そこで今回、スウェーデン王立工科大学が熱を吸収して放出する透明な木材を開発した。
・昼は熱を吸収し、夜は熱を放出して室温調整
2016年に同研究チームは、木の細胞壁の一成分で光を吸収するリグニンを取り除き、透明な木材を開発している。今回はこの木材に、ポリエチレングリコール(PEG)と呼ばれるポリマーを加えることで、蓄熱機能を達成した。相変化材料として知られるPEGは26℃で溶融し、その過程でエネルギーを蓄えるのだ。
融解温度は使用するPEGの種類によって調整可能だ。また、材料にアクリルを組込んで湿気から保護した。

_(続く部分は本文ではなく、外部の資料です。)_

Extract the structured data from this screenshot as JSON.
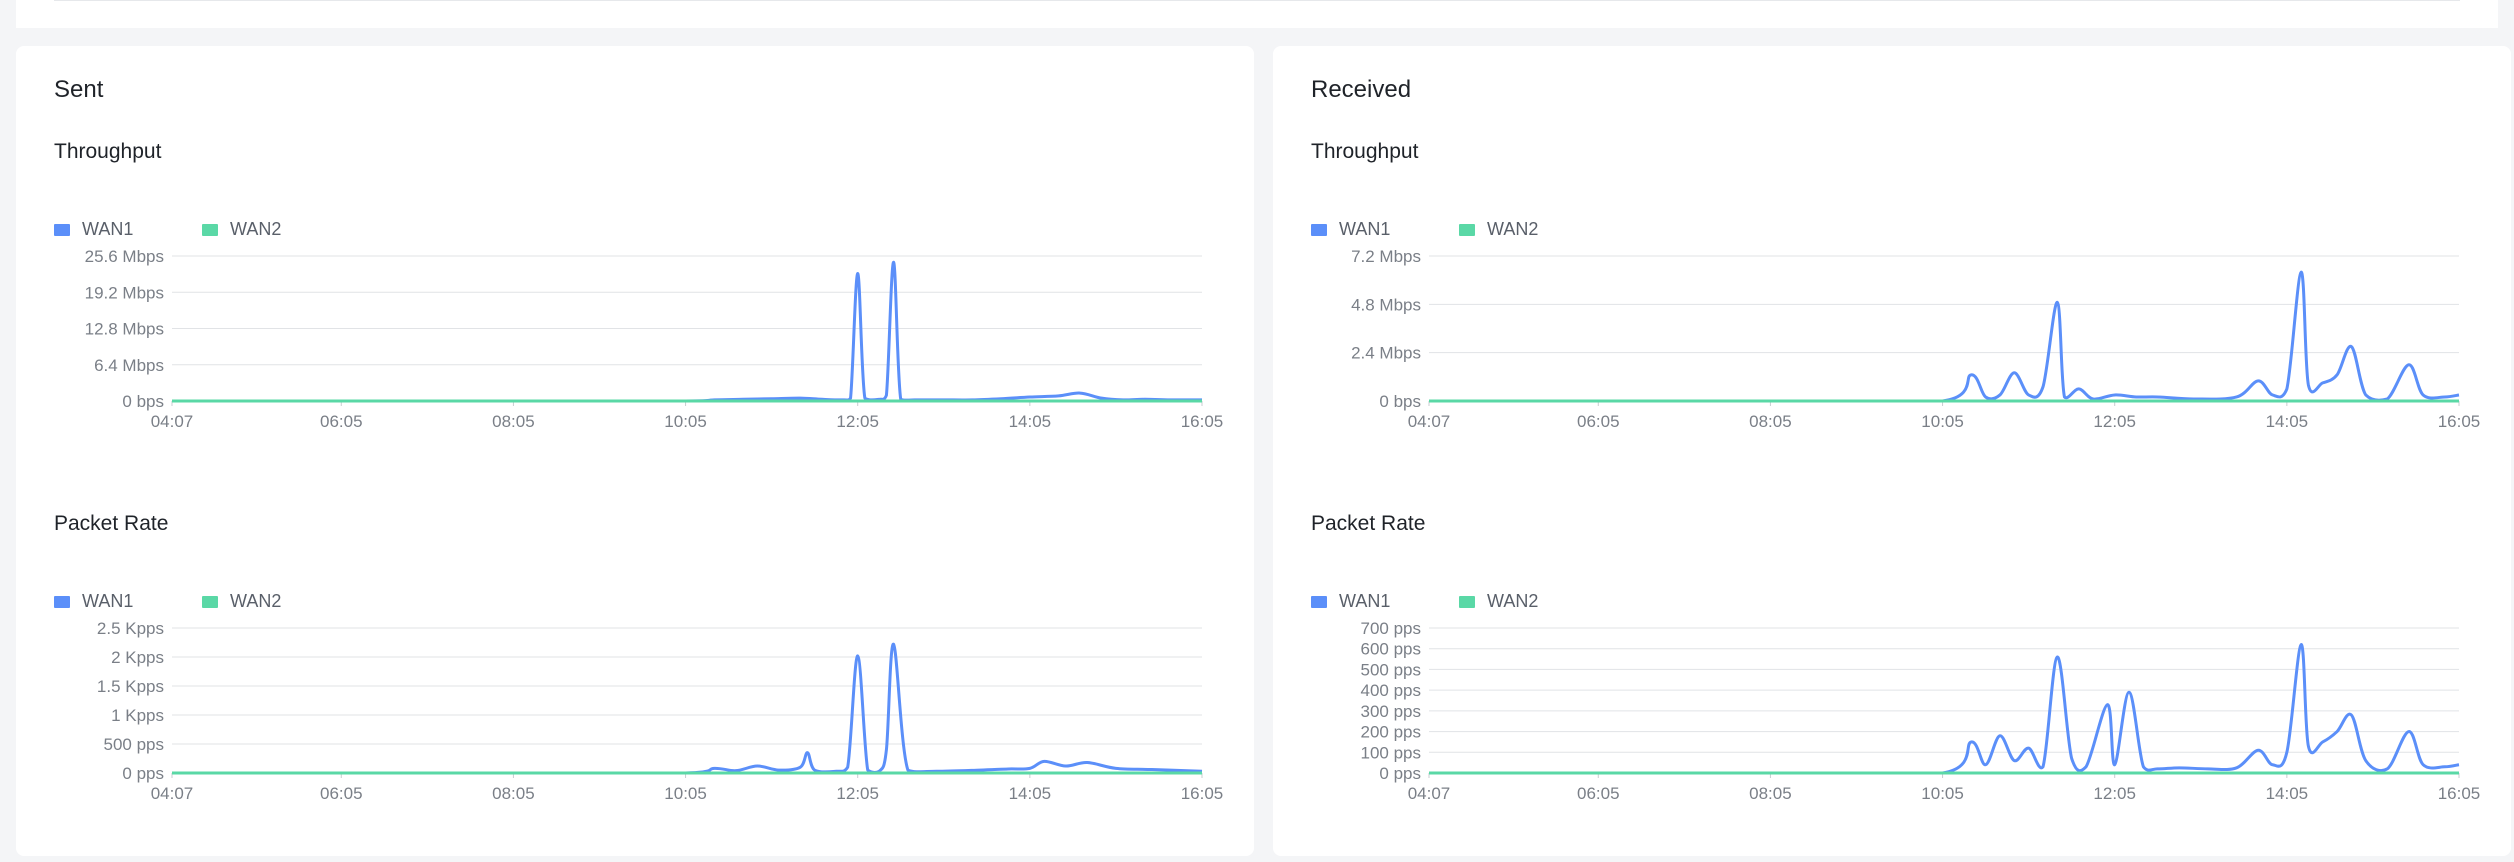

この材料を使えば、晴れた日には室内空間に達する前に熱を吸収し、室内は屋外よりも涼しくなり、夜は逆のことが起こるということが可能になる。
・生分解可能で環境に優しい
そして、この透明木材は生分解可能なため、プラスチックやコンクリート、ガラスなどの建築材料よりも環境に優しい。生分解性できない唯一の成分であるアクリルは、他のバイオベースのポリマーで置き換えられるという。
この木材は、光を通して頑丈で生分解性をもち、エネルギーコストを削減する未来のエコ建築材料として期待される。
今後の課題は、産業用に生産プロセスをスケールアップしていくこと。研究者らは、この透明木材は5年以内に建物内装に利用できるとみている。
また、材料の貯蔵容量を増やしてエネルギー効率を高めていく予定だ。今後のさらなる開発が楽しみだ。